The project currently provides **four reproducible risk cases** via scripts
in ``examples/``: R2, R9, R10, and R13. Each script loads a pre-configured
YAML file, runs the experiment, and writes results to ``results/``.

.. code-block:: bash

   # Tacit collusion (R2)
   cd examples/R2
   python run_r2.py --condition C1

   # Strategic Misreporting (R9)
   cd ../R9
   python run_r9.py

   # Normative Deadlock (R10)
   cd ../R10
   python run_r10.py --condition e1

   # Excessive Rigidity to Initial Directives (R13)
   cd ../R13
   python run_r13.py

Each script loads configs from its ``configs/`` subdirectory and writes
results to ``results/``.

Using the Python API
--------------------

For full programmatic control, use ``config_loader`` and
``ExperimentRunner`` directly.
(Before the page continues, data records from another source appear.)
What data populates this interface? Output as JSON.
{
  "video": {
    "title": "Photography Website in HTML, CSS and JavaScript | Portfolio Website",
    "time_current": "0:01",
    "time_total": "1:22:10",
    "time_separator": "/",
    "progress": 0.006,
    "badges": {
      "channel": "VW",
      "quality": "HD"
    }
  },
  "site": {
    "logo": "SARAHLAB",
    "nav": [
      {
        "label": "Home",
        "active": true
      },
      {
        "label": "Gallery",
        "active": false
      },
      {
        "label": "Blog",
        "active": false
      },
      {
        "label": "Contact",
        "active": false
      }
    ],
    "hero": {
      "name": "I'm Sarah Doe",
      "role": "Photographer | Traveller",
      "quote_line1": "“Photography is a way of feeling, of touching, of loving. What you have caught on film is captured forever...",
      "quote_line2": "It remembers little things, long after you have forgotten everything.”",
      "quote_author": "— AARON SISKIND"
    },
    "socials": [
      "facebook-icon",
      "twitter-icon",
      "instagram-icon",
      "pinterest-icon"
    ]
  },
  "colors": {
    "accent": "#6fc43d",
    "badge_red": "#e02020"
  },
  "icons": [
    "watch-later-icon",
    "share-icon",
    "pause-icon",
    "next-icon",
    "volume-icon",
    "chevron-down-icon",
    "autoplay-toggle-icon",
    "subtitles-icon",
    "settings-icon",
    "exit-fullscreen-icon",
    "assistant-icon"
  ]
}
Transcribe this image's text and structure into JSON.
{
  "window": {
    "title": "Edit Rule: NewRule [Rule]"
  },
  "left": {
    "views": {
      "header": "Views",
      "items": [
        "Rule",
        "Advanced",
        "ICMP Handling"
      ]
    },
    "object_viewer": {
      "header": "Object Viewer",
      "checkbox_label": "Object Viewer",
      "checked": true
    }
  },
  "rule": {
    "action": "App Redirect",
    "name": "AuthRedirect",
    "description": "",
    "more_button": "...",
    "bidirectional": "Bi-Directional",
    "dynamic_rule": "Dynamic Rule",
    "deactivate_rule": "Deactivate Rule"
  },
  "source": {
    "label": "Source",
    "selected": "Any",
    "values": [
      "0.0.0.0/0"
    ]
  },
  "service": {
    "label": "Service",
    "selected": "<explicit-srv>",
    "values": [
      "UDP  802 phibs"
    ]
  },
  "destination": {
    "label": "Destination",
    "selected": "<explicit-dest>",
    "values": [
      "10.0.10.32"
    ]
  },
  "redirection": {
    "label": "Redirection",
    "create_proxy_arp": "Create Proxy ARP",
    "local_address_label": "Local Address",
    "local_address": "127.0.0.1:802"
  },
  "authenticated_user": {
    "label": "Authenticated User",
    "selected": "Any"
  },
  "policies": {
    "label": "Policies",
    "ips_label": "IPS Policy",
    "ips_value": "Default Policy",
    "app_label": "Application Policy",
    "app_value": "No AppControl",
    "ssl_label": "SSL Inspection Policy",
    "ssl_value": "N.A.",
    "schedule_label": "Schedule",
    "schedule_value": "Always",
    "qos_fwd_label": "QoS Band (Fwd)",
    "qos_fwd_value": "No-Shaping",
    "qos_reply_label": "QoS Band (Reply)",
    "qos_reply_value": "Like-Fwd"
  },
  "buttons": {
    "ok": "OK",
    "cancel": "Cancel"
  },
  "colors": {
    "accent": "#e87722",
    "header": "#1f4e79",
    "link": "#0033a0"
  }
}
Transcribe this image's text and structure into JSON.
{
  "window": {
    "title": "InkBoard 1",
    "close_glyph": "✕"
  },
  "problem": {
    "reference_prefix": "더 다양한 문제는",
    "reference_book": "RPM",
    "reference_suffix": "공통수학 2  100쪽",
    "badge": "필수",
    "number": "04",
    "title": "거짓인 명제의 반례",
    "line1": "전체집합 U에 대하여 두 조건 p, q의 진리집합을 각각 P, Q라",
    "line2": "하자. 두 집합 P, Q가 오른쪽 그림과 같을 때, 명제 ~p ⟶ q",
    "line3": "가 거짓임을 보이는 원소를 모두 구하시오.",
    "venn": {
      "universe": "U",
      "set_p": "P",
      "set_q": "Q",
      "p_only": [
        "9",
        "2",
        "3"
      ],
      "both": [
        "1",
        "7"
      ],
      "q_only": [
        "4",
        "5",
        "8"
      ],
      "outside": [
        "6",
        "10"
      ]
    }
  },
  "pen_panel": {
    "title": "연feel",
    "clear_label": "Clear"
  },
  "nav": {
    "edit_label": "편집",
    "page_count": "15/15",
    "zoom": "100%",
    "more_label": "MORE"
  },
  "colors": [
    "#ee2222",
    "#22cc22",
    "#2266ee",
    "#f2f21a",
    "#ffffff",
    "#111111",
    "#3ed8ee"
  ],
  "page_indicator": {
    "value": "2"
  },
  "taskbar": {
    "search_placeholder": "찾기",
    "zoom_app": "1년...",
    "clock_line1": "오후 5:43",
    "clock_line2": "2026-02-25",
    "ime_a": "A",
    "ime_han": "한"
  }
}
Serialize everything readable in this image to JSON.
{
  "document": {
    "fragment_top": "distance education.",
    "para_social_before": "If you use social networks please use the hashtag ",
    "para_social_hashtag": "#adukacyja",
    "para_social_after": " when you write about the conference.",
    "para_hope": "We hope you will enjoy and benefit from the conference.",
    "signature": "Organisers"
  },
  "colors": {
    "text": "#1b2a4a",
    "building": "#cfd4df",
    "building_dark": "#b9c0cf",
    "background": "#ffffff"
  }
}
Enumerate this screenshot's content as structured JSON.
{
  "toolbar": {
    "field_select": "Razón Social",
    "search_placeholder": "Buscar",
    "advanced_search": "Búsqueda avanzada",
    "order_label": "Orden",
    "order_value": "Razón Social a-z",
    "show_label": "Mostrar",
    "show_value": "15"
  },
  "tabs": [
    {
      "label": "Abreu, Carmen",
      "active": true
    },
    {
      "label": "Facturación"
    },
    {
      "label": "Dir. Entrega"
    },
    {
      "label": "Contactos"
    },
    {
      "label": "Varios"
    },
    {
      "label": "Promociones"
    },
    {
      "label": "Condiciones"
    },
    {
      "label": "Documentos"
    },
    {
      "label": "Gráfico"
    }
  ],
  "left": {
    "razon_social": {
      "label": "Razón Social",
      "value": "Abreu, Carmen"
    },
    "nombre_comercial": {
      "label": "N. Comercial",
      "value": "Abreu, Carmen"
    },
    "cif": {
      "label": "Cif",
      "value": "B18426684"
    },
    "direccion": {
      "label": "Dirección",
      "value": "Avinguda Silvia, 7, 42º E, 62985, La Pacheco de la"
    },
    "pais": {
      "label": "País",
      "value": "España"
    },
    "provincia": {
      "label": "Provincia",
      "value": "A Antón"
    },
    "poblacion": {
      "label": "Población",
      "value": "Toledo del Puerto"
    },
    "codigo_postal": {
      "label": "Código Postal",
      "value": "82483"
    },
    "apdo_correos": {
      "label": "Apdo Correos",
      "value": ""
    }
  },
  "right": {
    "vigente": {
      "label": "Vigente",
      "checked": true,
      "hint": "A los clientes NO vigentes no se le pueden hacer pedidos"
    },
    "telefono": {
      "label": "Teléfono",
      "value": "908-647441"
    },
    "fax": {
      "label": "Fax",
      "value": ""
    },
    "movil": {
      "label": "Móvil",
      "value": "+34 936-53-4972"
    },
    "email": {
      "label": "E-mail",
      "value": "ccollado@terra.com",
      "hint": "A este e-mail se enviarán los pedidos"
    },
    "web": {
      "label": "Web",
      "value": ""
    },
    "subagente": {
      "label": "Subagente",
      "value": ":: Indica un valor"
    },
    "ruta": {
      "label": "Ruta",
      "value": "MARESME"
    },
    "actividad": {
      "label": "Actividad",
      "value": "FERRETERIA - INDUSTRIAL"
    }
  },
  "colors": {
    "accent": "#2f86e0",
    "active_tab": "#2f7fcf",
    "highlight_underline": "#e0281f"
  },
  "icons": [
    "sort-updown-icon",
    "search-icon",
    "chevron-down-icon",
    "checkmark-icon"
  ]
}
This lets you modify components in code
before running, or integrate experiments into larger pipelines.

.. code-block:: python

   from risklab.experiments.config_loader import (
       load_experiment_config,
       build_experiment_from_config,
   )
   from risklab.experiments.runner import ExperimentRunner

   # Load and build
   config = load_experiment_config("path/to/config.yaml")
   components = build_experiment_from_config(config)

   # Run
   runner = ExperimentRunner(**components)
   results = runner.run()       # returns list[dict], one per seed

   # Access results
   for result in results:
       print(result["risk_results"])    # {risk_id: {detected, score, ...}}
       print(result["metric_results"])  # {metric_name: value}
       print(result["task_result"])     # task evaluation or None

Multi-Seed Runs
---------------

LLM outputs are stochastic. Running with multiple seeds produces
independent repetitions so you can measure variance.

.. code-block:: python

   results = runner.run(num_seeds=5)   # 5 independent runs

.. note::

   In the current framework, ``seed`` is a run index recorded in outputs.
   It is not guaranteed to map to a deterministic random seed in external
   LLM provider APIs.

Output Structure
----------------

.. code-block:: text

   results/
   ├── ExperimentId_aggregate.json         # all seed results
   └── trajectories/
       ├── ExperimentId_seed0_cyclic.json
       ├── ExperimentId_seed1_cyclic.json
       └── ExperimentId_seed2_cyclic.json

- **Aggregate file** — list of result dicts with ``risk_results``,
  ``metric_results``, ``task_result``, ``num_rounds``, ``seed``, ``failure``
- **Trajectory files** — full message logs for replay and analysis

Inspecting Configs
------------------

Validate and preview a config before running:

.. code-block:: bash

   python -m risklab.inspect_config path/to/config.yaml -A

See CLI Reference for all inspector flags.